Haitians took to the polls—and then to the streets—yesterday on election day for President René Préval’s successor amid political violence and widespread accusations of fraud. Among the 18 candidates, much attention on election day and now afterwards is focusing on the actions of Mirlande Manigat of the Rally of Progressive National Democrats party (RDNP). She is the presidential front runner with the latest opinion polls giving her an 8 percent lead over any other candidate.
Manigat, a 70-year-old former first lady and current assistant dean of Quisqueya University has been a primary voice of opposition against President Préval’s government. On Sunday, she called for the Provisional Electoral Council to annul the election due to widespread irregularities. “This election is not important for me. It’s important for the country. Haitians do not want continuity. They want change, to see a rupture from the past,” according to Manigat.
For the Haitians who turned out to vote, despite danger of protests and the omnipotent threat of Cholera, many were not able to cast their ballot. Names were often missing from the list of registrated voters or polling stations were simply closed. There were even reports of an assassination attempt on presidential candidate Michel Martelly, better known by his stage name, “Sweet Micky.” As of Sunday night, 12 of the 18 candidates had denounced the elections as illegitimate.

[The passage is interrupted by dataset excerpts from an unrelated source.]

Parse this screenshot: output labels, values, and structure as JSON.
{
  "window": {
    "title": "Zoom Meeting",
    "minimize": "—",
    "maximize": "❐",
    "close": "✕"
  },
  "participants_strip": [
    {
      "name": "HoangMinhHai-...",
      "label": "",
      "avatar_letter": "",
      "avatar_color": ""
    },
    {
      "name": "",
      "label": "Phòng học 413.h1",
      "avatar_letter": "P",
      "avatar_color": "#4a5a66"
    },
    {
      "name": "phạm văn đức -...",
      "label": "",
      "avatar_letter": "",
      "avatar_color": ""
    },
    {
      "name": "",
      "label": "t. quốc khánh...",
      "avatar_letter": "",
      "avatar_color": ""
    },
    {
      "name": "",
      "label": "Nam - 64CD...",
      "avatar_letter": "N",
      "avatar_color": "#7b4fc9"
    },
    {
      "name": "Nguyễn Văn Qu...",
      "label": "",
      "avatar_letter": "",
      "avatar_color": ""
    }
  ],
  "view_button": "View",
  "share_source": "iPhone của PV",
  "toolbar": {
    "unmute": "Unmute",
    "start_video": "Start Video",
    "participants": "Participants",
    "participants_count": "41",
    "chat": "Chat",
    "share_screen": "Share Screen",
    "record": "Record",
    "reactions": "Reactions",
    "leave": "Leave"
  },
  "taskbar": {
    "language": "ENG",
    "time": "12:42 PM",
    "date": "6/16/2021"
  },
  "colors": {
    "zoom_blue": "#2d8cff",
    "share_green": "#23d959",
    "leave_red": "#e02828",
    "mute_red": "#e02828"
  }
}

Many voters and presidential contenders alike are blaming President Préval’s government for the electoral uncertainties. Presidential candidate Anne Marie Josette Bijou claimed that Préval, in agreement with the electoral council, is tampering with the elections to benefit the government-endorsed candidate, Jude Celestin. On Sunday the electoral council said there were irregularities at 56 of the 1,500 voting centers.